Part one

Aug 30, 2009 10:42

DNA I hate these bloody monkey suits. I thought the afterlife was all about our true selves, our spirit... not dressing up like waiters and concert pianists.

Zevon It's only once a year. Come on. And one of us might get to go upstairs!

DNA The statistical likelihood of any of us going to heaven are approximately the same as Howard breaking wind in public. Did you enter the drawing?

Zevon Well...

DNA You DID, didn't you?

Zevon No offense, Doug, but I'd still like to see what's out there, you know?

HPL Good evening, gentlemen.

DNA Oh, excellent. Could we get a bottle of Styxian Rouge, 1984? Two glasses, and perhaps some of those wonderful cheeses we sampled on our way in...

HPL You're very droll, Douglas.

DNA Don't forget bitter and spiteful, Howard. Nice suit.

HPL I will assume there was no sarcasm despite the evidence that such is oozing from your very pores, crusting over the withered shell of your humanity.

Zevon Hey, Howard.

HPL Mr. Zevon.

Zevon Were you buried in that suit?

HPL Delightful. Look around us. Dozens of the richest, most prolific and intelligent souls in the universe are here for one purpose, with one hope:

DNA The new teenage-corpse-angst-romance film?

Zevon Will there be previous? I hear New Moon is extraordinarily angst-ridden.

DNA Absolutely. So much angst they had to bleed into the film stock.

HPL Why are you obsessed with popular culture, particularly since the greatest intellectual and creative spirits are around us tonight! Look at the dais!
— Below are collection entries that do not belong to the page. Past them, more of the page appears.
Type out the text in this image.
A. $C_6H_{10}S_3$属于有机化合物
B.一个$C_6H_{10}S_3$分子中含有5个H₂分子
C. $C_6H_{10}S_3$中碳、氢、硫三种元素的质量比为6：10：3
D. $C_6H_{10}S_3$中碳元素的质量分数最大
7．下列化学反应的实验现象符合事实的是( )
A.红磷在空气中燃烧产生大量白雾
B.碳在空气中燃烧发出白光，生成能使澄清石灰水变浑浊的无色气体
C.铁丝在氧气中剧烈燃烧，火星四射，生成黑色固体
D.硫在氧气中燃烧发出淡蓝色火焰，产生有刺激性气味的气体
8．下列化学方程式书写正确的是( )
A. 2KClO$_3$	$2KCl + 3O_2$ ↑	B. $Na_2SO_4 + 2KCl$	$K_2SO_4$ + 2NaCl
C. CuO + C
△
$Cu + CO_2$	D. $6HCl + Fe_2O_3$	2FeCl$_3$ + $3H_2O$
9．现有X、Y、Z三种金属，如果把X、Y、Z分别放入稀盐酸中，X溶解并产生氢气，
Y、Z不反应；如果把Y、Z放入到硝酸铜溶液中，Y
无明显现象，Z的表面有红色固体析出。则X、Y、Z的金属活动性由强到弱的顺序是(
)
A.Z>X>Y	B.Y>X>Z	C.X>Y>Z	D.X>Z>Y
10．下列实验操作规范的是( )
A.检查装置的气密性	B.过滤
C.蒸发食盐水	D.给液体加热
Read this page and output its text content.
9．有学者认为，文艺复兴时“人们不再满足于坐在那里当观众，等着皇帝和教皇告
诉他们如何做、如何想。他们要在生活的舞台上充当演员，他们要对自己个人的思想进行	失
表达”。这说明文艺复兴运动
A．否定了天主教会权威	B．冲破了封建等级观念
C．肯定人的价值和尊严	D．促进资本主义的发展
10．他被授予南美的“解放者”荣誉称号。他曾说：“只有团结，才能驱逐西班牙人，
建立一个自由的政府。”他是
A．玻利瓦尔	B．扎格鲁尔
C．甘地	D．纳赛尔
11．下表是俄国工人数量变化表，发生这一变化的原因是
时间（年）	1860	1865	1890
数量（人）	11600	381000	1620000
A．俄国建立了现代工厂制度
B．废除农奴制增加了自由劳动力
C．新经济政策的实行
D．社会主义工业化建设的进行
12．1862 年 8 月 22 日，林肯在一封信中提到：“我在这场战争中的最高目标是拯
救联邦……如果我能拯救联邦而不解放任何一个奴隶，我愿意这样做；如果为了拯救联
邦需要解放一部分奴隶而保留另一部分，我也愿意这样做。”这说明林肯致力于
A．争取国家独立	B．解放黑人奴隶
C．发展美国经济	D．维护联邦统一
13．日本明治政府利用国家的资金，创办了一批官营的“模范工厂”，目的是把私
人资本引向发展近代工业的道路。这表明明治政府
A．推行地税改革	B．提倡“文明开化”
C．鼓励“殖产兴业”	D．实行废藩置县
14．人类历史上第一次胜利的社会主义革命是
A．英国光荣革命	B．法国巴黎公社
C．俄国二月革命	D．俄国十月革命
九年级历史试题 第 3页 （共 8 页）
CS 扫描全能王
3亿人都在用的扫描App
Visitors from the upper world, the elite...

Zevon Oh for fuck sake, that's the Kennedy family! They're in the Citadel all the time!

DNA I get nervous watching them all eat their salads...that is a heart-stopping collection of teeth.

Zevon I'm surprised when they all smile they don't turn invisible.

HPL Jealousy is one of the reasons you'll never leave this realm, Douglas.

DNA The last time I saw that many teeth on a stage, the road company of the Osmond family was on it's way to hell to torture the damned.

WELLES Good evening, gentlemen! Feeling lucky this evening?

HPL Orson. Good evening, Ms Kitt.

EK Good evening, Mr. Lovecraft. You look quite gallant and handsome.

HPL Er, I...thanks....thank you....

Zevon I once saw a dog rubbed behind the ears react the same way. Hello, O. Ms Kitt.

WELLES We just wanted to stop by and wish all of you luck. Perhaps we'll be seeing one of you upstairs in the big room...and you can finally escape the smell of cheap wine and beer nuts.

DNA Nah. We stopped drinking Paul Masson years ago.

HPL (laughs) Good one, Douglas.

WELLES Yes, very good. Such a shame Mr. Adams never had a chance to expand his literary legacy to account for his enormous talents. In fact, I was speaking with Asimov and Huxley the other day about several promising authors who - through no fault of their own - were pigeonholed into a single performance, Johnny On-Notes of the literary field. You both are excellent commiserators...one has a legion of fans dedicated to a depressed robot and the other... an ever-shrinking circle of disenfranchised, delusional children who dream of nothing greater than the destruction of the world that hates them by giant boogeymen.

EK Orson, please. Your psoriasis.

DNA Wow. And you thought I wrote fat, Howard. Well, Orson, please give Isaac and Aldous my regards next time you see them. I won't be leaving the Citadel for a while.

WELLES Hm. It's good to know some of you know your place. If you'll excuse me, I don't want these people thinking I prefer your company to theirs.

EK You'll have to excuse Mr. Welles. He is full of himself this evening.

Zevon Which is why he chooses such a beautiful and kind woman to compensate. Good to see you again, Ma'am.

EK Good evening, gentlemen...Howard.

HPL hem...yes. You as well.

DNA (calling after) Take care, Mr. Unicron!